Au moment des discussions parlementaires autour du nouveau délai de prescription, plusieurs voix s'étaient élevées contre le refus politique d'accorder justice aux victimes de l'amiante. Alors que Pirmin Bischof (PDC/SO) rappelait que 1600 personnes étaient déjà mortes de cette maladie différée à ce jour, Christian Levrat (PS/FR) s'indignait quant à lui du déséquilibre des forces en présence. «Je suis frappé de la tonalité des courriers que nous avons reçus ces dernières semaines, de l'intensité du lobbying auquel nous sommes exposés dans cette affaire, et surtout du côté unilatéral de ce lobbying, avait-il déclaré devant la Chambre haute. Tout se passe comme si seuls les auteurs des dommages en question avaient des organisations aptes à les défendre.»

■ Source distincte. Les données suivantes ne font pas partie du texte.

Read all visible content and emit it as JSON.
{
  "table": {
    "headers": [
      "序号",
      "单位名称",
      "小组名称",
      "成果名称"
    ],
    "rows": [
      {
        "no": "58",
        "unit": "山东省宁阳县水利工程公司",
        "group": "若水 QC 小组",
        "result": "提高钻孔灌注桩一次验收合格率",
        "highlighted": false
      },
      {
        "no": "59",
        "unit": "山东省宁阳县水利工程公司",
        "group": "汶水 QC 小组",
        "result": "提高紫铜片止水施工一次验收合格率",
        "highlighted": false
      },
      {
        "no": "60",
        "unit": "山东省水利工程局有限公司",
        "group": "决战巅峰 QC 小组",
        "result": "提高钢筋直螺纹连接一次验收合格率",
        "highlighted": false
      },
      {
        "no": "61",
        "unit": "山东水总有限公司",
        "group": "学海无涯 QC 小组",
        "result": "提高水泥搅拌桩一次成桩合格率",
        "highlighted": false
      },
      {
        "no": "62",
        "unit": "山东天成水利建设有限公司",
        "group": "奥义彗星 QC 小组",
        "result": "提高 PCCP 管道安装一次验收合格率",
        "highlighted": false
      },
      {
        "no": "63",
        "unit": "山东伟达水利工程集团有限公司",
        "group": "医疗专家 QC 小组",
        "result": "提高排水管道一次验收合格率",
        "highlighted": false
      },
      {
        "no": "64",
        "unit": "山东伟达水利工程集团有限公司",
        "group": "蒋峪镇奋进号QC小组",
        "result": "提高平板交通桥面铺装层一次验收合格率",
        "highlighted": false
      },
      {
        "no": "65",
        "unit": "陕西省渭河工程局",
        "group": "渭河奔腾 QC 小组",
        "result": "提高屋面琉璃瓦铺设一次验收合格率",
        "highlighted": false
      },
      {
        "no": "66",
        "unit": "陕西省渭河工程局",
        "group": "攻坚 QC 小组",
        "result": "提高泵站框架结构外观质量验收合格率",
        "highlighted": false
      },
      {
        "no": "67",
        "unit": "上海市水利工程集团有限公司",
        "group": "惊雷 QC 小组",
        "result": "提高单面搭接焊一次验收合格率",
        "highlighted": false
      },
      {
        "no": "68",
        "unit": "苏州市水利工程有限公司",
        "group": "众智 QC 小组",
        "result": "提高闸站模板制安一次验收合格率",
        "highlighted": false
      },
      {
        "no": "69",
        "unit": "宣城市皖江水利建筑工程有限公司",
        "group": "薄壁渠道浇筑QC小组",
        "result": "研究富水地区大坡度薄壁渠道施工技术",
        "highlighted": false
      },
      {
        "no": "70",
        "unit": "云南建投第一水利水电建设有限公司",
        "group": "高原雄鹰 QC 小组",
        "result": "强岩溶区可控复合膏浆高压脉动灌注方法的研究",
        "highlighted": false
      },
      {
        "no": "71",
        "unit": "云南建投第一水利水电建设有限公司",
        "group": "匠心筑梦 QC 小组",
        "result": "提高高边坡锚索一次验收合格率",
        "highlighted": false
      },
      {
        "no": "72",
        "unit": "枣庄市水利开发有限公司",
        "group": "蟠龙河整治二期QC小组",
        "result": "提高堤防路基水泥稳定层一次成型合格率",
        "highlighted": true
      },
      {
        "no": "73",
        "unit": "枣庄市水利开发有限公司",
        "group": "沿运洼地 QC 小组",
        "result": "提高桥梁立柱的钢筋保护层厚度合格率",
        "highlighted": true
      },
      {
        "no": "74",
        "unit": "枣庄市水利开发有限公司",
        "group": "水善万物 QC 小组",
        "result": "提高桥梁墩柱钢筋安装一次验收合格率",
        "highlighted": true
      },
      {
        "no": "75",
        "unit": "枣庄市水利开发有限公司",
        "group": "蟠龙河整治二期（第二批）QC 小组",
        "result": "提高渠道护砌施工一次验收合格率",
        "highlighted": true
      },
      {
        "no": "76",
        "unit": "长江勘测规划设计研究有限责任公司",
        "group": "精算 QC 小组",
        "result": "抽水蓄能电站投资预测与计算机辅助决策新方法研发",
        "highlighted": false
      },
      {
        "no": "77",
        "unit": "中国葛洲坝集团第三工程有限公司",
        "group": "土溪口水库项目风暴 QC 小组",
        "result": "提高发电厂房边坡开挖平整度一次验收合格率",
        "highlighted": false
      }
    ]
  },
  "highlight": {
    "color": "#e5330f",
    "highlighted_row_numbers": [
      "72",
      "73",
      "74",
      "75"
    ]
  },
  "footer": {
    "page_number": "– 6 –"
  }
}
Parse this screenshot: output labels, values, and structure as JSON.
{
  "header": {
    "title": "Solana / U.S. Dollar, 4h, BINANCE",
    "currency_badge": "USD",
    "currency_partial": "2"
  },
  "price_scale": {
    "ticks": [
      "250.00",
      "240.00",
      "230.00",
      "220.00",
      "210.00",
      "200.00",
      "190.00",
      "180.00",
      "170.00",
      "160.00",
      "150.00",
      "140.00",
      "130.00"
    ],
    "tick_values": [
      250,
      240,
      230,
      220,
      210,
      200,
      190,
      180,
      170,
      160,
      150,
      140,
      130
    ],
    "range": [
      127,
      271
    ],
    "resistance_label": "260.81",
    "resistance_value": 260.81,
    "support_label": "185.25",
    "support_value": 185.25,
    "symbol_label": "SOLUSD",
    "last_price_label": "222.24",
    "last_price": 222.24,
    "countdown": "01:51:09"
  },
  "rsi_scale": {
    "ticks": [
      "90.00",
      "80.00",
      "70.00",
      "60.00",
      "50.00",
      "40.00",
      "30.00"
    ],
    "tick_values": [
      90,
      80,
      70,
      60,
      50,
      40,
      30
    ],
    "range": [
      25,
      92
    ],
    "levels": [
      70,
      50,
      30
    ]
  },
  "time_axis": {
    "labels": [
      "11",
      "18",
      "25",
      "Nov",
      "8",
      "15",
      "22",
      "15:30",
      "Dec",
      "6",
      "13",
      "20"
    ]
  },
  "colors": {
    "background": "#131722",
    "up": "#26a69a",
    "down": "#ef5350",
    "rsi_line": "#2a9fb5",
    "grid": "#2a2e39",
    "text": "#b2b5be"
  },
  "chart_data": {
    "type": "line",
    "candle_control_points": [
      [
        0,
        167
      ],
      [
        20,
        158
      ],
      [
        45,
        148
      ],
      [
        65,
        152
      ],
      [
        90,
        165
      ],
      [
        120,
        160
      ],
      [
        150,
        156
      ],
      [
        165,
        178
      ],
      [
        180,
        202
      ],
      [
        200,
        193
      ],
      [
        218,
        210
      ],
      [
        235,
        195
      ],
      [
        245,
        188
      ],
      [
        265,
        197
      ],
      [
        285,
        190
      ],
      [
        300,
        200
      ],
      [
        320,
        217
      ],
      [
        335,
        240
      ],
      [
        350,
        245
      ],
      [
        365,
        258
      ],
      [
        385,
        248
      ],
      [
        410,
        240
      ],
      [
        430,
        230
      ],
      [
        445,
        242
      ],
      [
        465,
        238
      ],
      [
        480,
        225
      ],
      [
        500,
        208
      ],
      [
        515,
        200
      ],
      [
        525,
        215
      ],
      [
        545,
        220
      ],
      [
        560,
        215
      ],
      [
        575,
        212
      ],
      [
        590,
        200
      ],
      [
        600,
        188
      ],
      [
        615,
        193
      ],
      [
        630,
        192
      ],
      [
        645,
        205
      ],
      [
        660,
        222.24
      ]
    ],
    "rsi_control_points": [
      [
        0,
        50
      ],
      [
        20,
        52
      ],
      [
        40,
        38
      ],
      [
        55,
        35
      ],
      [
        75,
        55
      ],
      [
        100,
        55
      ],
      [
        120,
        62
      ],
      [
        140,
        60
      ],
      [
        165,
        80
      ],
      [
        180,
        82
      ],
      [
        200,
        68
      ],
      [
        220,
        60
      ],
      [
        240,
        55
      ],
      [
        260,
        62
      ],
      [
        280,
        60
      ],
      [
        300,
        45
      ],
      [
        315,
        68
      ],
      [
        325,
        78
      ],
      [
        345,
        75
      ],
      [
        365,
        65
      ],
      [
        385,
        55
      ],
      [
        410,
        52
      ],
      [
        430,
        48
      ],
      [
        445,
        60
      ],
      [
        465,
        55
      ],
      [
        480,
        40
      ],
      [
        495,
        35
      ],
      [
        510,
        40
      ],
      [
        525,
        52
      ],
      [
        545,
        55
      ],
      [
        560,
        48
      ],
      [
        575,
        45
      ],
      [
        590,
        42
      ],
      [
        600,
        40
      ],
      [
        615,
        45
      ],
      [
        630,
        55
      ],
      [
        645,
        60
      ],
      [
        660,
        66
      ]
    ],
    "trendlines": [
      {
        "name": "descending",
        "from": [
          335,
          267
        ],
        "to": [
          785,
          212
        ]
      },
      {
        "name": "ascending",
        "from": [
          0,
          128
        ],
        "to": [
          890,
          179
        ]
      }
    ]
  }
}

Un malaise qui ne manque pas de s'accentuer face à la création d'une fondation d'aide aux victimes en grande partie financée par les entreprises en cause et qui soumet toute aide à une renonciation des poursuites judiciaires. Ceci d'autant plus que le nouveau droit de la prescription ne résout pas le problème d'un grand nombre des personnes touchées. Reste que la décision de la Cour européenne des droits de l'homme garantit aux victimes leur droit d'accès aux tribunaux. L’arrêt précisait qui plus est que la prescription devrait tenir compte du moment où la personne venait à connaissance d’être malade. On peut donc imaginer que la Cour goûtera peu la solution trouvée par les parlementaires.

Le fait que Simonetta Sommaruga a rappelé à plusieurs reprises que les arrêts de Strasbourg sont contraignants n’a pas plu sous la Coupole alors que l'ombre de l'initiative d'autodétermination de l'UDC planait déjà sur les débats. La réalité reste pourtant celle-ci et l'on ne peut que s'en féliciter alors que l'on voit le monde politique et le monde économique chercher à faire sortir par la petite porte, en douceur mais résolument, les nombreuses personnes touchées par la tragédie de l'amiante et leurs familles.

Sources

Sur le Fonds d'ademnisation

Sur le nouveau droit de la prescription

Sur l'arrêt du Tribunal fédéral (2015)

Sur la décision de la CrEDH (2014)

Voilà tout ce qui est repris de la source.